Für die Bauern bedeutete die Nazi-Zeit, dass sie ihre Erträge steigern sollten. Ziel der Nationalsozialisten war es, eine autarke Lebensmittelversorgung zu gewährleisten. Erträge und Milchleistungen wurden überprüft. Dies spitzte sich in den Kriegsjahren derart zu, dass die Kontrollen unerbittlich wurden: Zentrifugen und Butterfässer wurden beschlagnahmt, damit die Bauern ihre Milch nicht mehr zu Butter verarbeiten und für den Eigenbedarf zurückhalten konnten. „Das Vorgehen der Nazis führte zu solchen Protesten, dass diese Maßnahmen wieder zurückgenommen werden mussten“, berichtet Bäuml-Stosiek.

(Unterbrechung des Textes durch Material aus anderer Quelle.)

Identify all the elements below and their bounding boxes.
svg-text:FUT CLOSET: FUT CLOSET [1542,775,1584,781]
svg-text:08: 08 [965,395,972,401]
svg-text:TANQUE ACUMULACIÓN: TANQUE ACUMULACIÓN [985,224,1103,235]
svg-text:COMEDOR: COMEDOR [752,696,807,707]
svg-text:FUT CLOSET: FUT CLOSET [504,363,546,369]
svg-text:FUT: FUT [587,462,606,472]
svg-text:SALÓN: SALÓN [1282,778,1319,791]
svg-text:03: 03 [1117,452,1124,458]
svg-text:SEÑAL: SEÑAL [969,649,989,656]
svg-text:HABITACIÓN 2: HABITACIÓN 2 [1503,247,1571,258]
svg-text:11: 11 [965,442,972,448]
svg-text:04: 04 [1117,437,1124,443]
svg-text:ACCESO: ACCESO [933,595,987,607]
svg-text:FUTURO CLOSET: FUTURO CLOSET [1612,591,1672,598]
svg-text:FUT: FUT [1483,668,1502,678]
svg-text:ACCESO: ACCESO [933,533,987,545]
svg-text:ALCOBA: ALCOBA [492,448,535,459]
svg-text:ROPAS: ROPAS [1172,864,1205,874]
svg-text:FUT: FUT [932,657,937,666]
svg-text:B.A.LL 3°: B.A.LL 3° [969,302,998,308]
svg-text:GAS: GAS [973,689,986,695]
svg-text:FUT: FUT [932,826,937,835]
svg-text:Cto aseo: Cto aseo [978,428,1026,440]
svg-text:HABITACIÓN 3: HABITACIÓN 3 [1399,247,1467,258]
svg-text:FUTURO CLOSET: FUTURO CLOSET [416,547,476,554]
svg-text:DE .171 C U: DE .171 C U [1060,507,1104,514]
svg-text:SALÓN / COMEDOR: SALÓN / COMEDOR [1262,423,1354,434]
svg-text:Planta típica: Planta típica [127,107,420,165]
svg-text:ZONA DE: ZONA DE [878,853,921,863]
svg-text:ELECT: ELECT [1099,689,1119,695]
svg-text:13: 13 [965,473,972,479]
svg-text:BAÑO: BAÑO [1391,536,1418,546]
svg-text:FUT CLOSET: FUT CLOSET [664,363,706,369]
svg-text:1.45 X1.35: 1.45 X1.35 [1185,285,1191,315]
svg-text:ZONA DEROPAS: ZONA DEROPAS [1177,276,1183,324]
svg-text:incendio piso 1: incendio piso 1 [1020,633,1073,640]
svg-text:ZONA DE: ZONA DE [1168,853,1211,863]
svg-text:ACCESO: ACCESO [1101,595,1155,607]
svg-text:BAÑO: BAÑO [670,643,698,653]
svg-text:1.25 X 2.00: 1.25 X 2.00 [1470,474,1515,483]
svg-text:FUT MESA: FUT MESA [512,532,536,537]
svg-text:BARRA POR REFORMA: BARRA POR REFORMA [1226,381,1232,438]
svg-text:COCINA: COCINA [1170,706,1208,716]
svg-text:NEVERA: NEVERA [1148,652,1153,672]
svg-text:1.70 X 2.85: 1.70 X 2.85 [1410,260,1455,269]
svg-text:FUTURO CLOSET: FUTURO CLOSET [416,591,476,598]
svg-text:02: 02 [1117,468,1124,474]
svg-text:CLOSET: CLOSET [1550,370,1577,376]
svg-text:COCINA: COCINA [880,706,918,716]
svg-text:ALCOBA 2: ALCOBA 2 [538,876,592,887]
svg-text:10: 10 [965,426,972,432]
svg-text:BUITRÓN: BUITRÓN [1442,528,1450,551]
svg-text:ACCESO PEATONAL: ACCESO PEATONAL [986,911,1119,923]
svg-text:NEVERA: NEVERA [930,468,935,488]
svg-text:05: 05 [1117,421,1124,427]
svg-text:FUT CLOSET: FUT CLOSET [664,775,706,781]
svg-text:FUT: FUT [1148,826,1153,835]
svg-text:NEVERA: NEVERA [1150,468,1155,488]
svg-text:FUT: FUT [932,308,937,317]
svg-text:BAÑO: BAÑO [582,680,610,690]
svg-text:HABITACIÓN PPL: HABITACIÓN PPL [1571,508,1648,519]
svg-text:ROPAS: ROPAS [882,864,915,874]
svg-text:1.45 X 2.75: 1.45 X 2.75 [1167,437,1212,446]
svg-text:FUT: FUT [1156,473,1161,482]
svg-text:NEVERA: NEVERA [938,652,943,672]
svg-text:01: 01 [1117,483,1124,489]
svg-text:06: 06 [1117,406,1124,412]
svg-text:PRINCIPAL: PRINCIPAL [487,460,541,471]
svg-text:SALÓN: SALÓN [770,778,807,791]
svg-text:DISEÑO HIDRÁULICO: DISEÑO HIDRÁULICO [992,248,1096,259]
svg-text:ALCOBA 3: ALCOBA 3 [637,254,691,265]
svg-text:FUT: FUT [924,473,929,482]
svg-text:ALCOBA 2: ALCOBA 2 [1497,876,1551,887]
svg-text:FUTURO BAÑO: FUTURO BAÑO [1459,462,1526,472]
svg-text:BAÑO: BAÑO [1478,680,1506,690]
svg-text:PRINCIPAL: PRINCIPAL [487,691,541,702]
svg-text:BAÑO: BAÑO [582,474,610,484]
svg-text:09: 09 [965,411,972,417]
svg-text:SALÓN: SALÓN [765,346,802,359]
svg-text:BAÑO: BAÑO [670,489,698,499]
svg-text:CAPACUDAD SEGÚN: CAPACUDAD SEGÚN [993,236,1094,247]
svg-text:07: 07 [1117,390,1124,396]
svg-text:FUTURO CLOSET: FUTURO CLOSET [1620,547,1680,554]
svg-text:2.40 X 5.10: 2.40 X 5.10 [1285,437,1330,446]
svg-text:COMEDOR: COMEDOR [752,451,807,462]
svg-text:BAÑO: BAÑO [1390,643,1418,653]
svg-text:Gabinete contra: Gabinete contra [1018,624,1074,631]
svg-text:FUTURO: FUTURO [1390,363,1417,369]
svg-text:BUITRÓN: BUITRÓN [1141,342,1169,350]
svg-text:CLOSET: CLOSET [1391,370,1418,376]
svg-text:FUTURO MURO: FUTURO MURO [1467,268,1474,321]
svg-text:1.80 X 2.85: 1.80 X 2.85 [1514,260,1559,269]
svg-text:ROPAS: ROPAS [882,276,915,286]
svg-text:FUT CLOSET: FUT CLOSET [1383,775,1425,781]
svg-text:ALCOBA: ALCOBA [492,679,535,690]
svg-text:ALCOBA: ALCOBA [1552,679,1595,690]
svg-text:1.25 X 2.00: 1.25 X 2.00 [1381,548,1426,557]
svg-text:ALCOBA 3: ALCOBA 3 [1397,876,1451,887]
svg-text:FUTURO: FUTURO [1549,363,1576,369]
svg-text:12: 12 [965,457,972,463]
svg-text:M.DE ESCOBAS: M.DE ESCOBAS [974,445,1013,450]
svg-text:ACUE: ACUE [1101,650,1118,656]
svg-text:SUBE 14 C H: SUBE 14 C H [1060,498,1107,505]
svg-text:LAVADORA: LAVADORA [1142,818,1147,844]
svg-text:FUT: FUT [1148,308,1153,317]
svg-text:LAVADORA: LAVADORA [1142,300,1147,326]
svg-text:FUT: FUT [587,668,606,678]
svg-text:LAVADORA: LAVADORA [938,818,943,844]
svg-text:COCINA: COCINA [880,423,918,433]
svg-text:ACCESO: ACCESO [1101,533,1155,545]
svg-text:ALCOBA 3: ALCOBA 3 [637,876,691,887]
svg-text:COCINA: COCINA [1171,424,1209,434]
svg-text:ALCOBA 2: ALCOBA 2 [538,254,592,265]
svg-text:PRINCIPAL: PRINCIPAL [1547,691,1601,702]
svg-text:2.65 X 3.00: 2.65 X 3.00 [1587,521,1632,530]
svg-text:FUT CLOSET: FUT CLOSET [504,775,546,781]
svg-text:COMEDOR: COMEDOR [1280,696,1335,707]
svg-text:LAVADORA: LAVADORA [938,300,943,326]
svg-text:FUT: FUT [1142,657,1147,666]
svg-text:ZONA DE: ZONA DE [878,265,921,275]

Am 30. April 1945 war die NS-Diktatur auch in Schäftlarn vorbei. Amerikanische Panzer rollten die Schorner Straße hinunter. „Die Besatzer stürmten die Gemeindeverwaltung, nahmen die Hakenkreuzfahne ab und warfen sie in den Misthaufen des gegenüberliegenden Bauernhofs“, sagt Bäuml-Stosiek. Das Gebäude mit dem Gasthaus und der Gemeindeverwaltung wurde 1978 abgerissen, um die Kurve dort für den Verkehr zu entschärfen.